For months, as banking meltdowns in the virtual world Second Life cost participants steep losses of real money, corporate owner Linden Lab of San Francisco stuck to a laissez-faire line, essentially saying, We just host the software; residents should avoid deals that sound too good to be true. But this week, Linden Lab abruptly banned virtual banks that can’t furnish “proof of an applicable government registration statement or financial institution charter.” The requirement appears likely to shut down all of Second Life’s banks.
“There is no workable alternative,” Linden Lab wrote in an announcement posted Tuesday. “The so-called banks are not operated, overseen or insured by Linden Lab, nor can we predict which will fail or when.

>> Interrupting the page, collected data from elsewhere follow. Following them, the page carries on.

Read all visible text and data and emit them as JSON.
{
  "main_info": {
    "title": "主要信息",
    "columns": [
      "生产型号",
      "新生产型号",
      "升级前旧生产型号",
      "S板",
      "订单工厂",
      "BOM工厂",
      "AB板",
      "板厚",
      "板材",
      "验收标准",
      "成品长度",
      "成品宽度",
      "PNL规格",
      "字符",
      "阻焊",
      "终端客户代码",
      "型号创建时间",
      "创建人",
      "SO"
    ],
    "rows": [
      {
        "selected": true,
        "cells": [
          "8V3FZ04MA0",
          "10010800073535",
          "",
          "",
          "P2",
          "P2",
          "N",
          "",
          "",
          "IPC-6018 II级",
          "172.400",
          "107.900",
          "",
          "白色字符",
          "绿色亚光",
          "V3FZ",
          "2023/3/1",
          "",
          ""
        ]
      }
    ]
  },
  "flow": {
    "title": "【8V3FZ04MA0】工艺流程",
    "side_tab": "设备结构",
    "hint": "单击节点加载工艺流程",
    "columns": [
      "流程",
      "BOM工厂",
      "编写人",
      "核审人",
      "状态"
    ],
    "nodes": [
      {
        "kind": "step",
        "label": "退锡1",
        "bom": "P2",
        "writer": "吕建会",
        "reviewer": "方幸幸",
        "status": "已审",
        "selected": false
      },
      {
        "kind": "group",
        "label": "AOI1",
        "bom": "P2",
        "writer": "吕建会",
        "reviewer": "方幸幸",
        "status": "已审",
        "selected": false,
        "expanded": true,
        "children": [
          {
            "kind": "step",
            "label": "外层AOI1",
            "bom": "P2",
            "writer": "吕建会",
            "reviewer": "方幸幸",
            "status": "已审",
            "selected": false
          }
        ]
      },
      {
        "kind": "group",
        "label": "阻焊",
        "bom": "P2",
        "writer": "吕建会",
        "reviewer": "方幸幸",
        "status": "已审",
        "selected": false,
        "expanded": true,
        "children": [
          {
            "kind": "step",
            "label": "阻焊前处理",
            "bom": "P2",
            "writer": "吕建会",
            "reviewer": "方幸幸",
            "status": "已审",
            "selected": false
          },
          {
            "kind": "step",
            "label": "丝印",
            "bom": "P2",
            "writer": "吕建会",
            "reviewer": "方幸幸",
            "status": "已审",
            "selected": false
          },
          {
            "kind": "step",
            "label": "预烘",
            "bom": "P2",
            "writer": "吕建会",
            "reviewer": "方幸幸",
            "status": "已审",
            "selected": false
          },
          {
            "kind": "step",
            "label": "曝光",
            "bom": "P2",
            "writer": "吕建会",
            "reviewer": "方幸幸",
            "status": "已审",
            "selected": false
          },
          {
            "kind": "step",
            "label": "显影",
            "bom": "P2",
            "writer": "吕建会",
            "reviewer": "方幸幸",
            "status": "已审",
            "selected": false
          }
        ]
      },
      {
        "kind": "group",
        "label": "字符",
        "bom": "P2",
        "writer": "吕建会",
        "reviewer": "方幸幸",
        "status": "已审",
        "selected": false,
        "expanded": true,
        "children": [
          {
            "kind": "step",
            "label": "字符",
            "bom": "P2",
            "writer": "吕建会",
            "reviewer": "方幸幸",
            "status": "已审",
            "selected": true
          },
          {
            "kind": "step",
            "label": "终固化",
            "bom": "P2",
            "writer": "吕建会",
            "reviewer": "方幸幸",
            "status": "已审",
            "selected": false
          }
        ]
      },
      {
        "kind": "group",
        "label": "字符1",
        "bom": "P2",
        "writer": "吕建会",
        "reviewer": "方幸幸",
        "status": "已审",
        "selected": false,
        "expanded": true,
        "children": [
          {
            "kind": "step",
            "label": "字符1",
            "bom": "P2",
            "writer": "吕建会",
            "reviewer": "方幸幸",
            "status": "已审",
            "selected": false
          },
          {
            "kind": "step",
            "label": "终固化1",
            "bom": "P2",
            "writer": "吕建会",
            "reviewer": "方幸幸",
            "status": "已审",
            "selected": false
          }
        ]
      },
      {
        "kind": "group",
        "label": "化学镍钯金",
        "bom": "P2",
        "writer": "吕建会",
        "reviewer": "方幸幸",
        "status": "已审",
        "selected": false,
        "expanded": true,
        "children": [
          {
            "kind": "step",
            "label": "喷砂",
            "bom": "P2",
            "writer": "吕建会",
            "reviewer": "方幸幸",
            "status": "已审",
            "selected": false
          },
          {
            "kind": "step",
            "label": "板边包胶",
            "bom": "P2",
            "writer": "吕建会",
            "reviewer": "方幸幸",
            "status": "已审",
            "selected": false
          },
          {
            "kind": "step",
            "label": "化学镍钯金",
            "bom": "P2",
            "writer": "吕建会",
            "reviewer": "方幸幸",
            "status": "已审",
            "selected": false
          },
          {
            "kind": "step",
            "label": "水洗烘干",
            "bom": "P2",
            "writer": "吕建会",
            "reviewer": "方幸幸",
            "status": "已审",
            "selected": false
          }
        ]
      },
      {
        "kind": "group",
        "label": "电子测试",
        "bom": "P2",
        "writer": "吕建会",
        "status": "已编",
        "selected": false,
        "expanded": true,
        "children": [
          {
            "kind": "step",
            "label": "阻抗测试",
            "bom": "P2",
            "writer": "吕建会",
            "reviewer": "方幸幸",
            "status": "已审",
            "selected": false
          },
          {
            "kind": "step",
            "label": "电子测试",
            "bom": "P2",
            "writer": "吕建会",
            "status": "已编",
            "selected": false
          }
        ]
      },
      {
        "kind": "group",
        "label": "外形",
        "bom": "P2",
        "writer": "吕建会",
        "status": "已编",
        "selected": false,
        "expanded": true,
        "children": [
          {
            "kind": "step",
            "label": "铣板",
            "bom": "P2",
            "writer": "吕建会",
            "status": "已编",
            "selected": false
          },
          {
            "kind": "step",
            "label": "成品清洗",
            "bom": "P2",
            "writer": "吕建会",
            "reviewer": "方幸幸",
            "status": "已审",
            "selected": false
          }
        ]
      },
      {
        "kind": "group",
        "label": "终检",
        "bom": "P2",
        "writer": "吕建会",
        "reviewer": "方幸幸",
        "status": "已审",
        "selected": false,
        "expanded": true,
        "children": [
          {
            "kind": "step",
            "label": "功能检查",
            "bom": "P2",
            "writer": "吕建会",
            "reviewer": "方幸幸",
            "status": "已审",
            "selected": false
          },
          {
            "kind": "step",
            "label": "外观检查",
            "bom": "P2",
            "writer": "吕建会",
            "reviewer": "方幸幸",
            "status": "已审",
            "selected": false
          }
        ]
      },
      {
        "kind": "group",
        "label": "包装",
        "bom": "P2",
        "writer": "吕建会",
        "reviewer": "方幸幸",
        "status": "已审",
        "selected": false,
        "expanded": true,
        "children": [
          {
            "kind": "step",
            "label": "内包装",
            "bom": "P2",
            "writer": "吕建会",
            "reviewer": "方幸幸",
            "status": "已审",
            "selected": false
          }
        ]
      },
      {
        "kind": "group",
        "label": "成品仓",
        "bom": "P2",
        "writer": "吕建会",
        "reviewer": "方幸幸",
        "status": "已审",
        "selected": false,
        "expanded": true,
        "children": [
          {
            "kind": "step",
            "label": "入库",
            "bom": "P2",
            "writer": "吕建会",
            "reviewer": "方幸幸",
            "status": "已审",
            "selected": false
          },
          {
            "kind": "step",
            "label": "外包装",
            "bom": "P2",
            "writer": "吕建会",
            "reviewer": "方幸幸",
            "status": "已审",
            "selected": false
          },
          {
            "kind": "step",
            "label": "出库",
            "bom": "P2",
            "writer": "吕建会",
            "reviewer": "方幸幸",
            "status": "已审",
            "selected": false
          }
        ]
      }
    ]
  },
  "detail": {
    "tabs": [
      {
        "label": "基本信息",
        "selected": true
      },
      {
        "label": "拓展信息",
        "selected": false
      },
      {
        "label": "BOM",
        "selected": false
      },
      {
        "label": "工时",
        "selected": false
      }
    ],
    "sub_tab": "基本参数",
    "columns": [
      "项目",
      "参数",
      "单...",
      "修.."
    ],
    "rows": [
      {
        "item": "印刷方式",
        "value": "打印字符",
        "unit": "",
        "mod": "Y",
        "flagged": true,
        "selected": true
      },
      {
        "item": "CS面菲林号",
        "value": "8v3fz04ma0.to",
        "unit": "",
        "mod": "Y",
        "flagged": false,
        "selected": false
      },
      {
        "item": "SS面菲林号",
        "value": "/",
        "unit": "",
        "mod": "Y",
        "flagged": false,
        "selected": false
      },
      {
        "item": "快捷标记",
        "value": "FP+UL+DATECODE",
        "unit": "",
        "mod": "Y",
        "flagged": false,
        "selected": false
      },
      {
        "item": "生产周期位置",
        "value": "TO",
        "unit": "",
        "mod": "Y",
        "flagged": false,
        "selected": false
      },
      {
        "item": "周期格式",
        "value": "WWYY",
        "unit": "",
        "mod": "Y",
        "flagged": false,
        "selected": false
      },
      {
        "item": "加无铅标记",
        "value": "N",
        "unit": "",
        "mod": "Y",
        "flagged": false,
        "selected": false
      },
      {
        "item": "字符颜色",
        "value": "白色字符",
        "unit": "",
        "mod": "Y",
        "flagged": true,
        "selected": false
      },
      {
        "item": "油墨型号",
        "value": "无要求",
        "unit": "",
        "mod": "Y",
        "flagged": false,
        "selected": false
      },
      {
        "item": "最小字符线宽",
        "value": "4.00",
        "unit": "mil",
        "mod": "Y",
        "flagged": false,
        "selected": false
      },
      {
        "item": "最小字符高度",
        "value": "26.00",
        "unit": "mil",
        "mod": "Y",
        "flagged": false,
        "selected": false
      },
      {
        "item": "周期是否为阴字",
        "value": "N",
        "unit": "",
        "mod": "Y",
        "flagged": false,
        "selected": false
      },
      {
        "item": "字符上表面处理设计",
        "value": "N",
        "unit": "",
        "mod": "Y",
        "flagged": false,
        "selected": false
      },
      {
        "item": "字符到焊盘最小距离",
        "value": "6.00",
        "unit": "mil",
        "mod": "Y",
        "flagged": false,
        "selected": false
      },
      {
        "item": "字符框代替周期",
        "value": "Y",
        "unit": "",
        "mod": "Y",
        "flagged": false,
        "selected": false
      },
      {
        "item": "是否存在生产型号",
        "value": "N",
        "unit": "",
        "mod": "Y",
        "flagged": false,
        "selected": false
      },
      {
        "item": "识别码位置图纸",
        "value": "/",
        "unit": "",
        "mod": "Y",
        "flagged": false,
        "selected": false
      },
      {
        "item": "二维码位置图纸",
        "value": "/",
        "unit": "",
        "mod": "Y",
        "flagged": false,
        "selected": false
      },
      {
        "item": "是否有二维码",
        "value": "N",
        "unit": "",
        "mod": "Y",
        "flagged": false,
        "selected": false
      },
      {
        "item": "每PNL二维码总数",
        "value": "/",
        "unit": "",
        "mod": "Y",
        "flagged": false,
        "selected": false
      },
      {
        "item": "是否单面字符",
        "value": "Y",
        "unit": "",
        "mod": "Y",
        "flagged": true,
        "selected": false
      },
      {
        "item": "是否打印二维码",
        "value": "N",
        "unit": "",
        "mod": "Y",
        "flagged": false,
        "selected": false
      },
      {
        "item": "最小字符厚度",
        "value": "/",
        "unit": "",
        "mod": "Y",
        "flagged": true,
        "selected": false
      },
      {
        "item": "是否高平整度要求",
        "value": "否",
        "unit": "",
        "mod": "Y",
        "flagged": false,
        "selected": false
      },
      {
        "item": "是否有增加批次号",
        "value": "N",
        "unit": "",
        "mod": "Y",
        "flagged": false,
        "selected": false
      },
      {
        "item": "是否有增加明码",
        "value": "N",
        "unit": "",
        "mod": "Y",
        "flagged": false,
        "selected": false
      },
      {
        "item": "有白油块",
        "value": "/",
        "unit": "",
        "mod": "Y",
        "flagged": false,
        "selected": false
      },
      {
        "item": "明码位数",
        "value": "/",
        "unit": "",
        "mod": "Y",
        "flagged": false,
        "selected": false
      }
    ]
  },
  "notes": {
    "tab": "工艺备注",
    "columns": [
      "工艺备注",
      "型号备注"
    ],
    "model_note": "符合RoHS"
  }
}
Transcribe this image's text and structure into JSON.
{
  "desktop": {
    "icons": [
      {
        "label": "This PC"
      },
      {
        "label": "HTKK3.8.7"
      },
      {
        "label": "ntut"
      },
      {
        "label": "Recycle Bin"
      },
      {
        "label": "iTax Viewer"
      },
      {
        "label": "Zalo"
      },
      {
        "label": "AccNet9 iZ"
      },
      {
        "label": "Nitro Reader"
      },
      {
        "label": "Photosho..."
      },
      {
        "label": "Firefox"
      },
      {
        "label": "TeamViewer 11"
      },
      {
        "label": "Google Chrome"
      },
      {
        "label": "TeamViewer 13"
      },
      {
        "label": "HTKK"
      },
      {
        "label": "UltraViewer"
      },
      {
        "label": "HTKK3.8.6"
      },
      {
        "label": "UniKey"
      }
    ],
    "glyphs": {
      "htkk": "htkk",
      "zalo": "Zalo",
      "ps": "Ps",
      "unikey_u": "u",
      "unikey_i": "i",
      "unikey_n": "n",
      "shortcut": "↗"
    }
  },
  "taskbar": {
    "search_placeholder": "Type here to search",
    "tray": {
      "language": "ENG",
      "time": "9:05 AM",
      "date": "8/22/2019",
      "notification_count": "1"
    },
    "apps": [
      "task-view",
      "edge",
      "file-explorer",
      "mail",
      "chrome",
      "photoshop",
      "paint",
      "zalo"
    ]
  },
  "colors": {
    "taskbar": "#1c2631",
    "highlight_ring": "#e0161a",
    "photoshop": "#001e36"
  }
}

And Linden Lab isn’t, and can’t start acting as, a banking regulator.” The company wrote that “these ‘banks’ have brought unique and substantial risks to Second Life, and we feel it’s our duty to step in. Offering unsustainably high interest rates, they are in most cases doomed to collapse–leaving upset ‘depositors’ with nothing to show for their investments. As these activities grow, they become more likely to lead to destabilization of the virtual economy.”
A Linden Lab spokesman said that the company was not offering further interviews or comment on the decision or its timing.
The about-face came six days after Technology Review posted a story that described avatar losses and cited the possibility that one virtual-bank meltdown may have produced aggregate losses of some $700,000 in real money to many hundreds of Second Life “residents” in a manner that would be illegal in the real world. (See “The Fleecing of the Avatars.”) “I think the timing may well have been due to [that] story,” says Ben Duranske, an Idaho lawyer who has been closely following the complaints of Second Life participants.